The upcoming municipal election, in one year’s time, also bodes well for future change in that area of governance. If the people who took us to where we are now are no longer present, the chance for meaningful change is enhanced.

The administration of the city is composed of two parts; the elected mayor and council and the administrative staff. The part played by each group in getting to the current situation can’t be determined due to lack of information, but it is obvious that both entities were complicit in part.

As the elected officials establish the general priorities and direction in conjunction with the official community plan, and ultimately make the final decisions, we understandably hold them accountable to ensure that things run smoothly and efficiently.

The chief administrative officer is responsible for the performance of city staff. Understandably, an incoming CAO needs time to assess the capabilities of his inherited staff, and restructure as required. In the past, it appeared as if no one accepted responsibility for anything, and there was a general lack of accountability in general. This of course must change if we expect to obtain optimum results.

As stated, we the electorate can control only one aspect of administration, that being who we elect. The increase in the length of term in office makes this decision even more critical than in the past. I have recently exchanged correspondence with the NDP Ministry of Municipal Affairs regarding recall and term in office for elected municipal officials with a view to reduction of term to three years.

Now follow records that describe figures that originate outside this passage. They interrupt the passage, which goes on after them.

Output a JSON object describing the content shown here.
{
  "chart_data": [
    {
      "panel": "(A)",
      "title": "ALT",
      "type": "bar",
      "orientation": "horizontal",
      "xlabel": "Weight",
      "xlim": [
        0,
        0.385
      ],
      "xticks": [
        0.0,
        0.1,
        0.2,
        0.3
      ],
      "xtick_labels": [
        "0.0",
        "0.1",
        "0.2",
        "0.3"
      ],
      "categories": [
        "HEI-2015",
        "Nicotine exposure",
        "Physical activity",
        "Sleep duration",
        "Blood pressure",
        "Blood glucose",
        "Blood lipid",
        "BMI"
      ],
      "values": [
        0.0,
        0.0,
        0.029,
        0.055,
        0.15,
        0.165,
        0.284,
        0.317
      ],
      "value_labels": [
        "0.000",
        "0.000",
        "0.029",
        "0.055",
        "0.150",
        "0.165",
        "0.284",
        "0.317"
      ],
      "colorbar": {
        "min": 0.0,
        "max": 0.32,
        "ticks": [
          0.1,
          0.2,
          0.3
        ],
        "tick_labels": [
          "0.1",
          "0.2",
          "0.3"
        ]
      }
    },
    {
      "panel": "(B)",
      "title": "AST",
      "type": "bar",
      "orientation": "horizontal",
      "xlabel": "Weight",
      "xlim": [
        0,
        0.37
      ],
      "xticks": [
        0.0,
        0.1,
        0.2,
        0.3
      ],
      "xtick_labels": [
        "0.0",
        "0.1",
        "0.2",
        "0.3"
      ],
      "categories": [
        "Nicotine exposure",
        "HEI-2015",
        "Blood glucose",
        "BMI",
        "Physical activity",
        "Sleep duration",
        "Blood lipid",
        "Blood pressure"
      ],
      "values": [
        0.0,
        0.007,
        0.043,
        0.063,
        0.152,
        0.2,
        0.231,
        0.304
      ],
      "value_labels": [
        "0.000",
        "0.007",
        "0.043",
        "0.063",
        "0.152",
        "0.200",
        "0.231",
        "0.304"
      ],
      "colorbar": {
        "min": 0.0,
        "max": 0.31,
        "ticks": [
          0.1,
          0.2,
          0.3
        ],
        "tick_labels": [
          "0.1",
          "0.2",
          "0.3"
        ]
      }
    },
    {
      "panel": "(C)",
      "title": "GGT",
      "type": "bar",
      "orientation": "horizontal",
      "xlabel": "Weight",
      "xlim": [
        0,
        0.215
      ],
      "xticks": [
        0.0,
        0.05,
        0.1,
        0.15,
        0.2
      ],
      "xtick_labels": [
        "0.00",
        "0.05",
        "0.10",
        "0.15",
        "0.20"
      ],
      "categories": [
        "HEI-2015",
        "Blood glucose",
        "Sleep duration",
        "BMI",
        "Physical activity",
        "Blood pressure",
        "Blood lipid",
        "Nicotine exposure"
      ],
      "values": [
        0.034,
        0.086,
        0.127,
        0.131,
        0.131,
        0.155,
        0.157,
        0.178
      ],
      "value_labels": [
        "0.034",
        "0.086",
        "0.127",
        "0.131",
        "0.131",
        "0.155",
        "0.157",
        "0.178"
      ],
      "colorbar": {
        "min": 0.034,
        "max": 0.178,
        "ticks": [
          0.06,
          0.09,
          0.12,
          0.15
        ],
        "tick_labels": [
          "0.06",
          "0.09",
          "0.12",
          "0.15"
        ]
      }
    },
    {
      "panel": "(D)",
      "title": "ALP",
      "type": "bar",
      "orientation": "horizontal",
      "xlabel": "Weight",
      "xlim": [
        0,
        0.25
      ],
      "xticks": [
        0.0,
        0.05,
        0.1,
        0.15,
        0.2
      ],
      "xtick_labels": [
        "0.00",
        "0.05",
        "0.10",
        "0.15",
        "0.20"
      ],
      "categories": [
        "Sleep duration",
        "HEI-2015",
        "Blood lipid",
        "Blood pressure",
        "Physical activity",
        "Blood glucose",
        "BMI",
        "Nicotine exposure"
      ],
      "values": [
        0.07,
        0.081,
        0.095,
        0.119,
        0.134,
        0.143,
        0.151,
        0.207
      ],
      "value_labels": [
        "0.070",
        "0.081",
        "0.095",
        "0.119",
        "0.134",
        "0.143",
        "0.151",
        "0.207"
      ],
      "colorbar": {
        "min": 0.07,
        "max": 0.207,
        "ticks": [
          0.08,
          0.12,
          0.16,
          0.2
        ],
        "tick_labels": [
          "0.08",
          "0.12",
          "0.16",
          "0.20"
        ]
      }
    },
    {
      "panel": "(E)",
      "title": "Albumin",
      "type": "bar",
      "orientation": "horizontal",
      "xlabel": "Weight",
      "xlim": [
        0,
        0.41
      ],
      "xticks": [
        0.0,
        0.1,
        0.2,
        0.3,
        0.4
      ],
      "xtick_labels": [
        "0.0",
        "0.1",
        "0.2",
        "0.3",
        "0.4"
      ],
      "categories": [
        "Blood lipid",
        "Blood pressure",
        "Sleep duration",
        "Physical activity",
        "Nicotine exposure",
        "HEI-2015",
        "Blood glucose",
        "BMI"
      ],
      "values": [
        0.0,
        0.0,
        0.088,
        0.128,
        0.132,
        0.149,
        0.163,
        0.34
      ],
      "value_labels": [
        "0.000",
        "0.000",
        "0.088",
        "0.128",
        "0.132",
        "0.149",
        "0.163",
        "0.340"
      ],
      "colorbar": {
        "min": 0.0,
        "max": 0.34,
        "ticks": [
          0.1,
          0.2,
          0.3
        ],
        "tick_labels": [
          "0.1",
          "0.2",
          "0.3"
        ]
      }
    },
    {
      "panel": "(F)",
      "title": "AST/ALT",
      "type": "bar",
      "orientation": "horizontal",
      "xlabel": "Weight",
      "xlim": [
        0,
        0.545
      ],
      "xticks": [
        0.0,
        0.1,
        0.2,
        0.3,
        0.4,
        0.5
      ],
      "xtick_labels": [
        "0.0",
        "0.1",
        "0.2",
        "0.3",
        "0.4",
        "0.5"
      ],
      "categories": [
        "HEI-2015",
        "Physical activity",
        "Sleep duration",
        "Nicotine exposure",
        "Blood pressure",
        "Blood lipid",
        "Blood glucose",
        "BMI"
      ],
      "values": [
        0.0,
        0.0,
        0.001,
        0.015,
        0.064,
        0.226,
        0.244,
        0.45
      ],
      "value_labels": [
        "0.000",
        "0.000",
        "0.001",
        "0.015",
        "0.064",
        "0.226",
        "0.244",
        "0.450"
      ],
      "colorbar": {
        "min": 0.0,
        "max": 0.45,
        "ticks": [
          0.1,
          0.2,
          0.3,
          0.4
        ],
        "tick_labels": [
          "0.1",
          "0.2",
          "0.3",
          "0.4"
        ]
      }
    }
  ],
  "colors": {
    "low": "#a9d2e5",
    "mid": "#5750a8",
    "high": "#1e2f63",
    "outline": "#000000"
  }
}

Their final word on this subject was; “The benefits of the four year term are balanced against the rights of citizens to collectively make a choice about their governance in local general elections.”

We can look for no help there as the message is; you elected them, you live with them.

Lets hope that we can elect representatives in the next election who will encompass all our interests, not just those of the business community as appears to have been the case in the recent past.